> previously a […] PhD candidate in Plasma Physics at Princeton University
The advice is generally not to advertise yourself as having been a PhD candidate: you're basically advertising that you couldn't complete a PhD. (Insert obligatory caveats about academia having problems, and failure to complete a PhD not implying that somebody is incapable.)
"Didn't" is not the same as "couldn't". Priorities change, and completing a PhD is a massive time commitment.
Well, he did pass his qualifiers so I guess that means something.
Given he left Princeton early and is now supposedly synthesizing gold merely two years later, the narrative seems in his favor.
As a former PhD candidate, yes that.
Honestly in my case I discovered I like being paid actual money and despise academic politics. Got a job offer so I phoned in sick on a catch up with my adviser and never went back. No one even checked on me for 6 weeks (!)

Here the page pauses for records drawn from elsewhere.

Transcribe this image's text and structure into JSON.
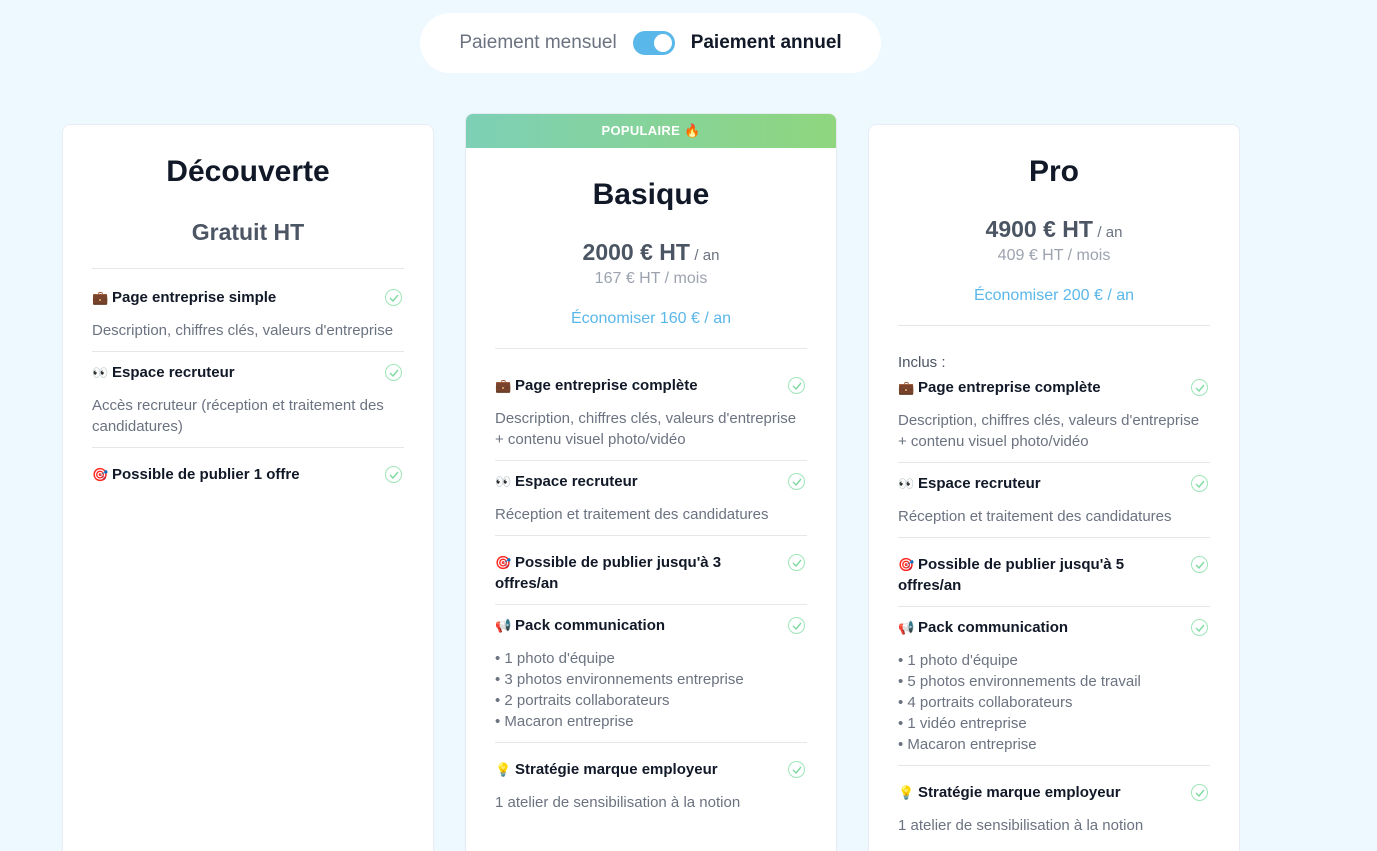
{
  "billing": {
    "monthly_label": "Paiement mensuel",
    "annual_label": "Paiement annuel",
    "annual_selected": true
  },
  "plans": [
    {
      "name": "Découverte",
      "price": "Gratuit HT",
      "features": [
        {
          "emoji": "💼",
          "title": "Page entreprise simple",
          "desc": "Description, chiffres clés, valeurs d'entreprise"
        },
        {
          "emoji": "👀",
          "title": "Espace recruteur",
          "desc": "Accès recruteur (réception et traitement des candidatures)"
        },
        {
          "emoji": "🎯",
          "title": "Possible de publier 1 offre"
        }
      ]
    },
    {
      "badge": "POPULAIRE 🔥",
      "name": "Basique",
      "price": "2000 € HT",
      "price_unit": "/ an",
      "price_monthly": "167 € HT / mois",
      "savings": "Économiser 160 € / an",
      "features": [
        {
          "emoji": "💼",
          "title": "Page entreprise complète",
          "desc": "Description, chiffres clés, valeurs d'entreprise + contenu visuel photo/vidéo"
        },
        {
          "emoji": "👀",
          "title": "Espace recruteur",
          "desc": "Réception et traitement des candidatures"
        },
        {
          "emoji": "🎯",
          "title": "Possible de publier jusqu'à 3 offres/an"
        },
        {
          "emoji": "📢",
          "title": "Pack communication",
          "bullets": [
            "• 1 photo d'équipe",
            "• 3 photos environnements entreprise",
            "• 2 portraits collaborateurs",
            "• Macaron entreprise"
          ]
        },
        {
          "emoji": "💡",
          "title": "Stratégie marque employeur",
          "desc": "1 atelier de sensibilisation à la notion"
        }
      ]
    },
    {
      "name": "Pro",
      "price": "4900 € HT",
      "price_unit": "/ an",
      "price_monthly": "409 € HT / mois",
      "savings": "Économiser 200 € / an",
      "included_label": "Inclus :",
      "features": [
        {
          "emoji": "💼",
          "title": "Page entreprise complète",
          "desc": "Description, chiffres clés, valeurs d'entreprise + contenu visuel photo/vidéo"
        },
        {
          "emoji": "👀",
          "title": "Espace recruteur",
          "desc": "Réception et traitement des candidatures"
        },
        {
          "emoji": "🎯",
          "title": "Possible de publier jusqu'à 5 offres/an"
        },
        {
          "emoji": "📢",
          "title": "Pack communication",
          "bullets": [
            "• 1 photo d'équipe",
            "• 5 photos environnements de travail",
            "• 4 portraits collaborateurs",
            "• 1 vidéo entreprise",
            "• Macaron entreprise"
          ]
        },
        {
          "emoji": "💡",
          "title": "Stratégie marque employeur",
          "desc": "1 atelier de sensibilisation à la notion"
        }
      ]
    }
  ],
  "colors": {
    "background": "#eef8ff",
    "accent": "#5ab7ea",
    "check": "#9ee5b8",
    "badge_gradient_start": "#7dd0b6",
    "badge_gradient_end": "#8fd67e"
  }
}
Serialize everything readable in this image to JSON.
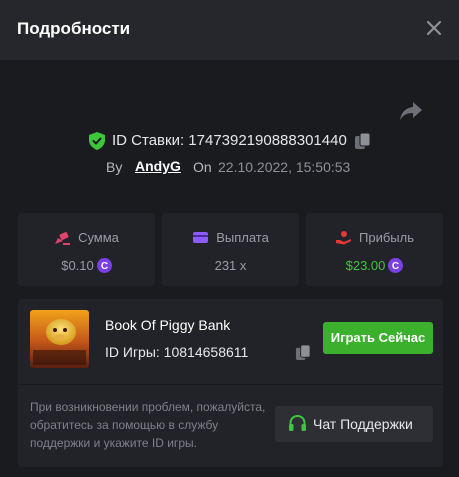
{
  "header": {
    "title": "Подробности",
    "close_icon": "close-icon"
  },
  "bet": {
    "id_label": "ID Ставки: 1747392190888301440",
    "by_label": "By",
    "user": "AndyG",
    "on_label": "On",
    "date": "22.10.2022, 15:50:53"
  },
  "stats": [
    {
      "label": "Сумма",
      "value": "$0.10",
      "icon": "bet-amount-icon",
      "icon_color": "#e0436b",
      "coin": true
    },
    {
      "label": "Выплата",
      "value": "231 x",
      "icon": "wallet-icon",
      "icon_color": "#8b5cf6",
      "coin": false
    },
    {
      "label": "Прибыль",
      "value": "$23.00",
      "icon": "profit-hand-icon",
      "icon_color": "#e53935",
      "coin": true
    }
  ],
  "game": {
    "name": "Book Of Piggy Bank",
    "id_label": "ID Игры: 10814658611",
    "play_label": "Играть Сейчас",
    "thumbnail_text": "BOOK OF PIGGY BANK"
  },
  "support": {
    "help_text": "При возникновении проблем, пожалуйста, обратитесь за помощью в службу поддержки и укажите ID игры.",
    "button_label": "Чат Поддержки"
  },
  "colors": {
    "background": "#1a1b1f",
    "panel": "#222328",
    "header": "#26272c",
    "accent_green": "#3ab02c",
    "profit_green": "#3ec63a",
    "coin_purple": "#7b3fe4"
  }
}
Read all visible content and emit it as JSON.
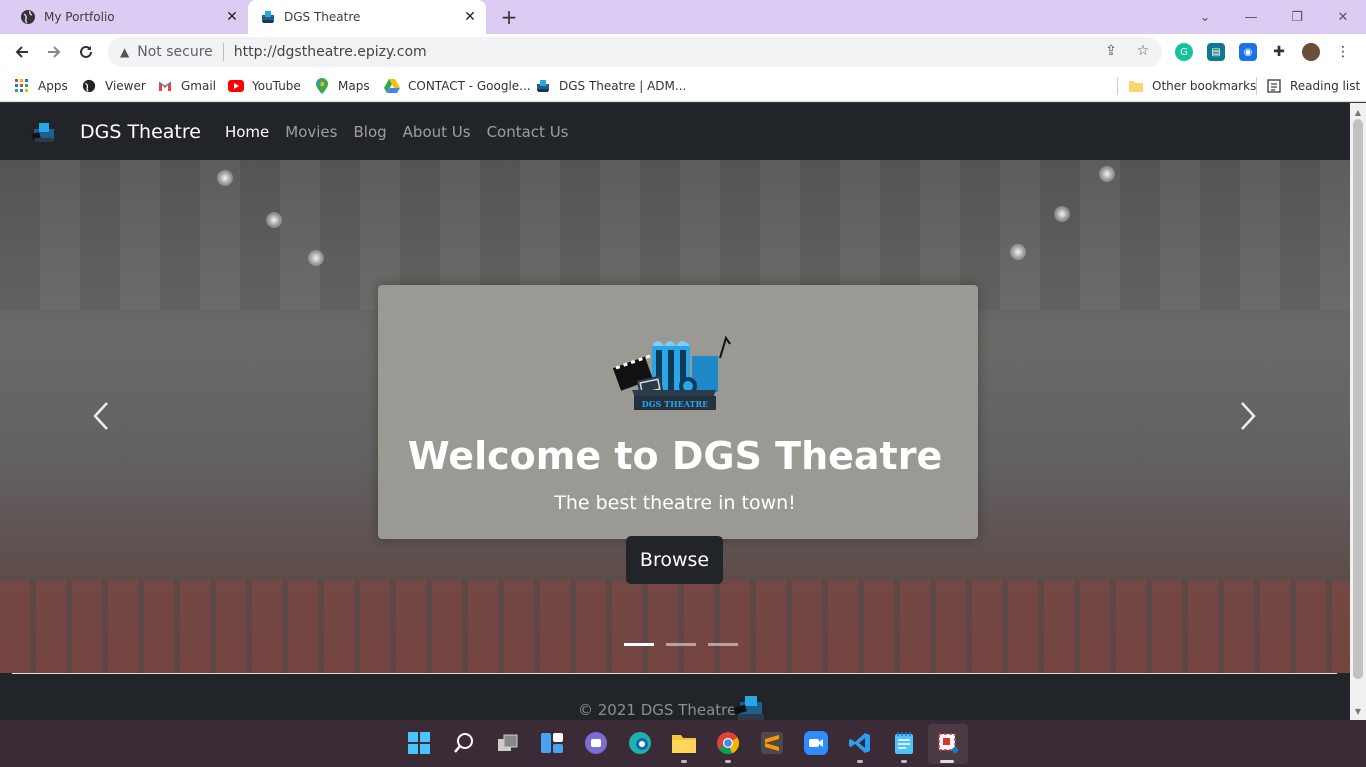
{
  "tabs": [
    {
      "title": "My Portfolio",
      "active": false,
      "icon": "globe-icon"
    },
    {
      "title": "DGS Theatre",
      "active": true,
      "icon": "dgs-logo-icon"
    }
  ],
  "omnibox": {
    "security": "Not secure",
    "url": "http://dgstheatre.epizy.com"
  },
  "bookmarks": [
    {
      "label": "Apps",
      "icon": "apps-grid-icon"
    },
    {
      "label": "Viewer",
      "icon": "globe-icon"
    },
    {
      "label": "Gmail",
      "icon": "gmail-icon"
    },
    {
      "label": "YouTube",
      "icon": "youtube-icon"
    },
    {
      "label": "Maps",
      "icon": "maps-icon"
    },
    {
      "label": "CONTACT - Google...",
      "icon": "google-drive-icon"
    },
    {
      "label": "DGS Theatre | ADM...",
      "icon": "dgs-logo-icon"
    },
    {
      "label": "Other bookmarks",
      "icon": "folder-icon"
    },
    {
      "label": "Reading list",
      "icon": "reading-list-icon"
    }
  ],
  "navbar": {
    "brand": "DGS Theatre",
    "links": [
      "Home",
      "Movies",
      "Blog",
      "About Us",
      "Contact Us"
    ],
    "active": "Home"
  },
  "hero": {
    "logo_text": "DGS THEATRE",
    "title": "Welcome to DGS Theatre",
    "subtitle": "The best theatre in town!",
    "button": "Browse",
    "slides": 3,
    "active_slide": 1
  },
  "footer": {
    "copyright": "© 2021 DGS Theatre"
  },
  "colors": {
    "tabstrip": "#dccbf2",
    "navbar": "#212529",
    "taskbar": "#3b2b36",
    "logo_blue": "#29a6e8"
  }
}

During my research internship, I met many PhD students whose labs simply ran out of funding. In some cases, they'd ended up having to scrap their PhD as the topic was too specialist to do anywhere else (e.g. requires a high level of biocontainment) and nobody wanted to fund it.
I think if you got three years into a PhD and were faced with the prospect of starting it all over again in another lab, it wouldn't take much to convince you to throw in the towel and do something else instead.